Kitabın sonunda “Oyunlarda İstanbul ve İstanbulluluk” bölümü Dilek Zerenler ve Yasin Akyüz tarafından; “Yazı ve Yayınlar Odağında Tiyatro” bölümü ise Özlem Abuşoğlu, Necati Bulut ve Bünyamin Aydemir tarafından ayrı makalelerle yazılmış.

Battal bir boy ve cilde sahip olan kitap hemen bir kerede okunabilecek bir oylumda değil. Ama ben bir hafta içinde zevkle okuduğumu söylemeliyim. İsteyen ilgi duyduğu makaleleri okuyabilir ve fotoğraflarını merakla inceleyebilir ve okumayı daha geniş bir zamana yayabilir.

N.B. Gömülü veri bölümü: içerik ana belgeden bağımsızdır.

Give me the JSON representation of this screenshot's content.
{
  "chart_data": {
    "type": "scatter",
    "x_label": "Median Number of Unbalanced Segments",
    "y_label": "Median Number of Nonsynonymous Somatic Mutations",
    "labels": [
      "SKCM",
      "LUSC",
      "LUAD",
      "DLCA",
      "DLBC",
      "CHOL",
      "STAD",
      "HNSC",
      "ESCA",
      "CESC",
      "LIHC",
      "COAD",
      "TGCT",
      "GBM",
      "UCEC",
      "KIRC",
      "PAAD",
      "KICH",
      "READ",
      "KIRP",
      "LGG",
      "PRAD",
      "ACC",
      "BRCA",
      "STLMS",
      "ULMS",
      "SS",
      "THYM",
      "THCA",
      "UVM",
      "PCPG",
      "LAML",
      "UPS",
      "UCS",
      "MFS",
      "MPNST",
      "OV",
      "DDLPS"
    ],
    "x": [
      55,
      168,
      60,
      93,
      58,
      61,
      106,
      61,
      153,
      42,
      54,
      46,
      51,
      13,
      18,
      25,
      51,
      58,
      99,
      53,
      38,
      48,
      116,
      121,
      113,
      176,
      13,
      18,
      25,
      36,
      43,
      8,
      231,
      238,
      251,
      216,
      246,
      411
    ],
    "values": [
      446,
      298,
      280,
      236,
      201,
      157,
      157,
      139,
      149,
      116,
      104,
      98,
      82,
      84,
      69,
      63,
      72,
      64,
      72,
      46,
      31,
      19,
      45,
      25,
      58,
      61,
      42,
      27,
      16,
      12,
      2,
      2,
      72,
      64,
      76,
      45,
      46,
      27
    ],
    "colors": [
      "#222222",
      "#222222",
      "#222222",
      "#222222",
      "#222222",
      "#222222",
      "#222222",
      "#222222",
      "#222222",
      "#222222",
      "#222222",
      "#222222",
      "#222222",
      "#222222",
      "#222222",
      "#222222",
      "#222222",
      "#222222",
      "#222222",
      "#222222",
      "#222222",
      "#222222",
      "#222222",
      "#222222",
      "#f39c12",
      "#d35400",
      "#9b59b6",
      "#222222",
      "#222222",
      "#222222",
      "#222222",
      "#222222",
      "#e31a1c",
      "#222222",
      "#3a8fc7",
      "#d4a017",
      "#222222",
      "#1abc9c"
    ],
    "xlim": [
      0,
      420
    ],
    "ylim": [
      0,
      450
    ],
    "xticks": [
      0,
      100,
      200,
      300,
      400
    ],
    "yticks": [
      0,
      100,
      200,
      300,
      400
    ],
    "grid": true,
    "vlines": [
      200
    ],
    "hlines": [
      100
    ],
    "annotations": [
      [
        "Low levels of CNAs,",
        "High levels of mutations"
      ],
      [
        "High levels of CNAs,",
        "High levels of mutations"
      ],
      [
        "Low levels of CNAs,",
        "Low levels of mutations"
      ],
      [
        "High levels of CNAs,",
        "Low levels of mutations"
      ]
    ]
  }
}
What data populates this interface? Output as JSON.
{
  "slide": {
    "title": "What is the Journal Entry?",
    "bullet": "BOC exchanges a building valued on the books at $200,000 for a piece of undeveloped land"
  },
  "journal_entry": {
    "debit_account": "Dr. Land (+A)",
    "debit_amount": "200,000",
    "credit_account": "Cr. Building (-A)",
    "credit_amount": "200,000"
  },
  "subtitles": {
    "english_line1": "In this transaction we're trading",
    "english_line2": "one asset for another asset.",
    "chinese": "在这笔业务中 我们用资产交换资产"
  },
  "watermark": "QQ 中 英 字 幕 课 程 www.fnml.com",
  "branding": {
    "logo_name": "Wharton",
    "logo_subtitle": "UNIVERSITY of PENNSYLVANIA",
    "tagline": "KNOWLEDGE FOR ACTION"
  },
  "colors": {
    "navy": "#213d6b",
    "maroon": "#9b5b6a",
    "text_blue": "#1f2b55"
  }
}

Kitabı bitirdikten sonra tiyatro perdesi ile açıp kapanan göz perdemiz arasında bir ilişki olduğunu düşündüm. Göz kapağımız bir perde gibi aralıklarla açılıp kapanırken sahnedeki değişiklikleri saptar ve sürekliliği takip etmeyi sağlar. Değişiklik ve süreklilik bu perdenin açılıp kapanmasında dokunan bir gerçekliktir. Bir sonraki sahnede küçük farklılıklar oluşmuş olur ama ana unsurların devam edişi bir değişmezlik hissine de neden olur. Bir süre sonra figürlerin değiştiği, ana unsur dediğimiz şeylerin de başkalaştığı, desenlerin fonların yeni figürlere olanak sağladığını fark ederiz. Günlük hayatta mütemadiyen gerçekleşen bu bakma süreçleri fark edildiğinde “görme” ve “farkındalık” dediğimiz bilinçliliklere dönüşürler.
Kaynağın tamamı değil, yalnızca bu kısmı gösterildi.